Continuous-time linear-quadratic regulator
For linear (or linearized) systems described by a state-space model, state-feedback controllers can be designed by minimizing a quadratic cost function which takes into account the error and the input. The problem with arbitrary fixed weights can be written as an algebraic Riccati equation; the function care gives its solution if it exists.
When you open LQR_ct.sq from Sysquake (menu File/Open), four figures are
displayed: the closed-loop eigenvalues, the weights on the state and the input
as sliders, and the time responses of the output and input of the controlled system
with one of the state initial values set to 1 and the others to
0
The diagonal elements of the state and input weights are displayed as sliders. You can change them with the mouse. Non-diagonal weights are zero.

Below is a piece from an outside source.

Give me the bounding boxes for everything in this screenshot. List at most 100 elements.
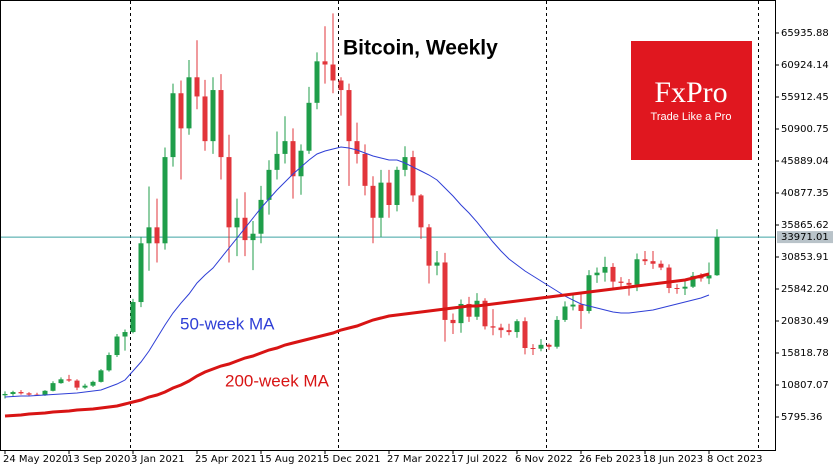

Output time response of the controlled system. The initial value of all states is zero, except for one of them which is 1. You can change which one is 1 by double-clicking the figure.
Input time response of the controlled system. The initial value of all states is zero, except for one of them which is 1. You can change which one is 1 by double-clicking the figure.
Closed-loop frequency response between a state disturbance and the output, as a singular value plot. The singular value plot is the equivalent of the Bode diagram for single-input single-output systems.
A continuous-time model can be given as four matrices A, B, C, and D:
s X(s) = A X(s) + B U(s) Y(s) = C X(s) + D U(s)
When selected, moving the mouse above a sensitivity plot will display a corresponding line in other sensitivity and eigenvalue plots.